I didn’t think the opportunity to ride an elephant would come around until a trip to south east asia, but sure enough, at the Danish Circus (Cirkus Arena) there was my chance!
I had to share the elephant with some random family, but it was still very exciting! Also, just a wee tip: skinny jeans aren’t the best elephant riding atire…
For a brief minute I felt a bit sorry for the poor elephant family, not only in captivity but trained up and paraded around 107 cities per year. Then I remembered I was in Denmark, so they probably have an elephant Union and an elephant minimum wage that’s higher than the average wage in most countries, despite the fact they are elephants that can’t actually spend money… and who was I to pass up the opportunity to gallivant around on top of an elephant?
I didn’t really enjoy the parts with animals so much, particularly the horses. While they were trained up to do all kinds of things, I couldn’t help but think about how they might have been trained. Particularly when the horses were directed by a girl in the middle of the ring with a whip, and you could see fear in their faces at mere motions from it, let alone actually being hit.

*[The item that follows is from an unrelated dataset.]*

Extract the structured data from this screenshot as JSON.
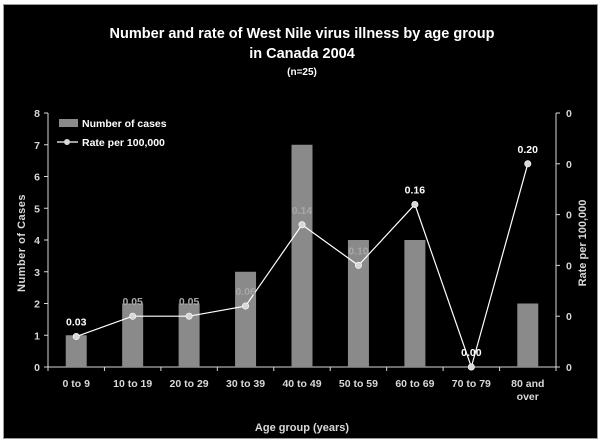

The rest of the circus was pretty good, although the best acts were acrobats imported from China and Romania, and a surprising amount of acrobatic children. Again I’m not really sure what the child labour laws are around travelling circuses, but the things these kids could do were amazing! There was this whole family that did all kinds of acrobatic tricks on the elephants. The boy did all the best tricks, like having one elephant stamp on one end of a seesaw-like contraption and send him flying, where he did a backflip and landed on the girl’s shoulders. The kid reminded me of my little brother, if he’d grown up in the Circus. Which isn’t too far from reality in my family!
Apparently that family, and the troupe of Romanians, have won special carny awards. The Romanian’s did all sorts of launching each other onto people’s shoulders with the same seesaw. They were awfully nimble (and apparently pants were optional), apart from this one guy. I was watching this great big Romanian hulk bumbling around, thinking ‘buddy, no-one’s catching you’, until finally the stage-hands bought out a giant pole and his role was revealed – bottom of the giant stack of humans.
I really enjoyed how every last detail was in traditional circus style (as told by the movies). From the stage hands, who rather than being dressed in black were in Victorian Military inspired jackets, except in bright carny colours, to the trucks, which looked like Dumbo-esque train carriages. The style was very much like the trailer for the film ‘Water For Elephants,’ though I haven’t actually seen the movie owing to the fact it has that Godawful twilight boy in it. But I assume the rest of the film is like the trailer!